Yeni bir bilimsel araştırma, dünya nüfusunun en zengin yüzde 10’luk kesiminin, 1990 yılından bu yana yaşanan küresel ısınmanın üçte ikisinden sorumlu olduğunu ortaya koydu. Araştırmacılar, bu gelir grubunun tüketim ve yatırım tercihlerinin, ölümcül sıcak hava dalgaları ve kuraklık gibi iklim felaketlerini ciddi şekilde artırdığını belirtiyor.
İsviçre'deki ETH Zürih Üniversitesi’nden bilim insanı Sarah Schoengart liderliğinde yürütülen çalışmada, "karbon ayak izi" kavramından, "iklim sorumluluğu" anlayışına geçilmesi gerektiği vurgulandı. Araştırma, Nature Climate Change dergisinde yayımlandı.
Zenginler, aşırı hava olaylarını katlayarak artırıyor
Çalışmaya göre, dünya genelindeki en zengin %1’lik kesim, sıradan bir bireye kıyasla yüzyılda bir görülen sıcak hava dalgalarına 26 kat, Amazon bölgesindeki kuraklıklara ise 17 kat daha fazla katkıda bulunuyor.
Çin ve ABD'de yaşayan en zengin %10’luk kesimin yarattığı karbon salımları, bu ülkelerdeki aşırı sıcaklık olaylarını 2 ila 3 kat artırmış durumda. Bilim insanları, son 30 yılda fosil yakıt kullanımı ve ormansızlaşmanın, Dünya’nın yüzey sıcaklığını 1,3 derece artırdığına dikkat çekiyor.
Yalnızca tüketim değil, yatırımlar da etkili
Araştırmacılar, karbon salımının yalnızca kişisel tüketimle değil, aynı zamanda yüksek karbon yoğunluklu finansal yatırımlarla da bağlantılı olduğunu belirtiyor. Schoengart ve ekibi, gelir gruplarına ait ekonomik veriler ile iklim simülasyonlarını birleştirerek, farklı gelir düzeylerinin iklim üzerindeki somut etkilerini modelledi.
Araştırmanın kıdemli yazarlarından Dr. Carl-Friedrich Schleussner, "Toplumun en zengin kesiminin orantısız sorumluluğunu göz ardı eden iklim politikaları, gelecekteki zararları önlemede en etkili araçlardan birini kaçırır," değerlendirmesinde bulundu.
Çözüm önerisi: Servet ve yatırım vergileri
Uzmanlar, çevreye en büyük zararı veren sermaye sahiplerinin, kademeli servet vergileri ve karbon yoğun yatırımlara yönelik mali düzenlemelerle sorumlu tutulabileceğini belirtiyor.
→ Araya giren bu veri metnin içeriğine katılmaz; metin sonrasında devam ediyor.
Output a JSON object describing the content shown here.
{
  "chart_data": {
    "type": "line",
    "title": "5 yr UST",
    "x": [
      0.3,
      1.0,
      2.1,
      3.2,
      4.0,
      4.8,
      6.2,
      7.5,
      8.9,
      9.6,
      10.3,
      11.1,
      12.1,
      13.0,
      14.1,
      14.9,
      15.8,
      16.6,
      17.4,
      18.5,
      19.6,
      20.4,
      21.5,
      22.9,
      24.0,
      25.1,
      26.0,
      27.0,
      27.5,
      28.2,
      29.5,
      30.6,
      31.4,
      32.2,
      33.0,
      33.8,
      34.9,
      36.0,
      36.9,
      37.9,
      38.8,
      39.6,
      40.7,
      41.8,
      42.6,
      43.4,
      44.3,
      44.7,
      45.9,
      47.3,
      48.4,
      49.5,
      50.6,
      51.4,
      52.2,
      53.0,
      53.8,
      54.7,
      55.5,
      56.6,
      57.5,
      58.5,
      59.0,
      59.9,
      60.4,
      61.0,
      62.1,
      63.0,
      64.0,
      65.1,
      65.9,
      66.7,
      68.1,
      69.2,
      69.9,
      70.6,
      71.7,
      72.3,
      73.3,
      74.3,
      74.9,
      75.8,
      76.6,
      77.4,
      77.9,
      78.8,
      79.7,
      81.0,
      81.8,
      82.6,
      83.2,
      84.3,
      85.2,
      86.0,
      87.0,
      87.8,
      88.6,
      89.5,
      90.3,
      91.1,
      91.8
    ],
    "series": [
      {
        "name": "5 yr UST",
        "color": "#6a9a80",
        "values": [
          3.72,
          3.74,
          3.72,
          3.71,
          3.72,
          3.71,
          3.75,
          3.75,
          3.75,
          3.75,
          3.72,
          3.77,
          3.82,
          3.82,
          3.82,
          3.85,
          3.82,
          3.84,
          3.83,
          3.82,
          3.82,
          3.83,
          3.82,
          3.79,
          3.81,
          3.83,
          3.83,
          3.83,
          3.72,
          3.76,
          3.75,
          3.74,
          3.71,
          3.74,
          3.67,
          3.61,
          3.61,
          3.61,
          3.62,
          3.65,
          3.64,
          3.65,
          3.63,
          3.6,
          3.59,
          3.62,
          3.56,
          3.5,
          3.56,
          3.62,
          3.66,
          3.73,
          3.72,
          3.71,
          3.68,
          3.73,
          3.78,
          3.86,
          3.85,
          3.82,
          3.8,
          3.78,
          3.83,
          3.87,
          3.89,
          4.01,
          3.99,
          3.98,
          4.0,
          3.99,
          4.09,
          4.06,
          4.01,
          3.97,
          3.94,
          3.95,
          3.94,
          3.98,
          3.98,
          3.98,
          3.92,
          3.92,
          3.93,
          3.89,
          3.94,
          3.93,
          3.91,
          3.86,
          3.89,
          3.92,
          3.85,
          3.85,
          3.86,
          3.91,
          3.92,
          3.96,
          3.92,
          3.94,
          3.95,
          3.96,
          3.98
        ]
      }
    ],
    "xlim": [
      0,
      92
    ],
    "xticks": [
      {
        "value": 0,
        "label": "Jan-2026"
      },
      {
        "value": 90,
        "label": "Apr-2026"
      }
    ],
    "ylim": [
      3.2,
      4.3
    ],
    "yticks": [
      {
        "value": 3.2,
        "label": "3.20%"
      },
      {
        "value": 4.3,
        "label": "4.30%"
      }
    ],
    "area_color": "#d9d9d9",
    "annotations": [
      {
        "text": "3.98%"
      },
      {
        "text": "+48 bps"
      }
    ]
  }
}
Araştırmalara göre, servet ve yatırıma dayalı vergi sistemleri, gelir düzeyi düşük kesimleri daha fazla etkileyen genel karbon vergilerine kıyasla daha adil bir çözüm sunuyor.
Ancak son yıllarda bu yöndeki uluslararası girişimler büyük oranda tıkanmış durumda. Özellikle Donald Trump’ın yeniden ABD Başkanı olması, bu süreci yavaşlattı.
2023 yılında G20 Dönem Başkanı olan Brezilya, 1 milyar doların üzerinde serveti olan bireylerden %2 oranında bir servet vergisi alınmasını önermişti. G20 liderleri, ultra yüksek servete sahip bireylerin etkin biçimde vergilendirilmesi konusunda iş birliği yapılması yönünde uzlaşmıştı. Ancak bu konuda somut bir adım henüz atılmış değil.
2021 yılında ise yaklaşık 140 ülke, çok uluslu şirketlerin en az %15 oranında vergilendirilmesini öngören küresel bir kurumlar vergisi konusunda prensipte anlaşmaya varmıştı. Ancak bu görüşmeler de daha sonra çıkmaza girdi.
Zenginlik eşitsizliği derinleşiyor
Forbes dergisine göre, dünyadaki milyarderlerin yaklaşık üçte biri ABD'de yaşıyor. Bu sayı, Çin, Hindistan ve Almanya’daki milyarderlerin toplamından fazla.
Yoksullukla mücadele kuruluşu Oxfam’ın verilerine göre ise, dünya üzerindeki en zengin %1’lik kesim, son on yılda 42 trilyon dolarlık yeni servet biriktirdi. Aynı raporda, bu kesimin toplam servetinin, dünya nüfusunun en yoksul %95’inin sahip olduğu toplam servetten daha fazla olduğu belirtiliyor.